Robbie Williams was 'close' to death after going without sleep for 144 hours during 6-day bender
Singer Robbie Williams has told how once went without sleep for 144 hours during a six-day drink and drugs bender in the 1990s, but the star has since realised it could've been his "fast-track to death".
Robbie Williams once went without sleep for 144 hours during a six-day drink and drugs bender - and the star now believes he was "close" to death.
The 49-year-old singer thought downing drink and taking drugs was his "superpower" in the 90s, but has since realized it could've been his "fast-track to death".
Recalling a huge session in 1996, he told The Sun newspaper: "I thought I could snort the most, take the most pills, drink the most and I thought that was a superpower at the time.
"I didn’t know that was my fast-track to death. You feel like you’re indestructible, I didn’t feel I was going to die. It’s only subsequently I realize I was close.
"I stayed awake for six days. I was with somebody with deals to the dealers and it was a six-day bender, and it went very quickly."
Robbie has told how he threw up "black bile" after taking "absolutely anything" he could in "all quantities" before performing at an MTV Awards with Take That.
He said: "There was a time with Take That before our first MTV awards in Brussels when I went on, shall we say, a very long celebrity weekend.

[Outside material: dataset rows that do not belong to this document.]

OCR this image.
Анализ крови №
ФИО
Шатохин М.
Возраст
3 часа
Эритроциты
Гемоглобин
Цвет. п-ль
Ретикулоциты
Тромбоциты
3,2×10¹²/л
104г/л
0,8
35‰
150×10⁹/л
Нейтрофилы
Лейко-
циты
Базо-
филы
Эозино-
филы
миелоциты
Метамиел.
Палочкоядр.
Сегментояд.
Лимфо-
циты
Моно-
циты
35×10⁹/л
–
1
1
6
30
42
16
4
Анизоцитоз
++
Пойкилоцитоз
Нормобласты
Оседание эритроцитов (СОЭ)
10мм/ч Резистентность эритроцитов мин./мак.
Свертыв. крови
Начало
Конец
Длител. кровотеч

"And I just went absolutely mental, taking absolutely any- thing I could in all quantities, and then before the live show I was spewing my guts out with this black bile. It just filled the bathroom floor.
"A doctor injected me with something, then I went and did the show. It made me scared.
"I did the show and then went back out again and carried on like nothing had happened."
But when he returned to London, Robbie - who is gearing up to release a four-part Netflix documentary about his life on November 8, titled ‘Robbie Williams’ - had a realization that he was an addict.
He added: "The next day we flew to London and I was walking around Chelsea Harbour and it hit me, ‘Oh s***, I’m an alcoholic, I’m an addict’.
"Because I’d been close to death but had carried on regardless, abasing my better judgment, so by the time it came to the end of Take That I was doing fully-blown alcoholism and desolate times."
Robbie recently admitted making his new documentary was a "trauma watch" and like witnessing a "crash you were involved in".
He told The Times newspaper: "It was like watching a crash you were involved in, but in slow-mo.
"(Making the documentary) was like enduring your mental illness at a very, very slow pace, over a very, very long time. It’s a niche thing to experience, you know. There aren’t many support groups for it.
"When they asked me to make the documentary, I came up with a jingle for it: ‘Trauma watch!, Trauma watch!, Have a trauma watch!. I was in Take That then I left Take That, Then I did drugs and I got real fat’."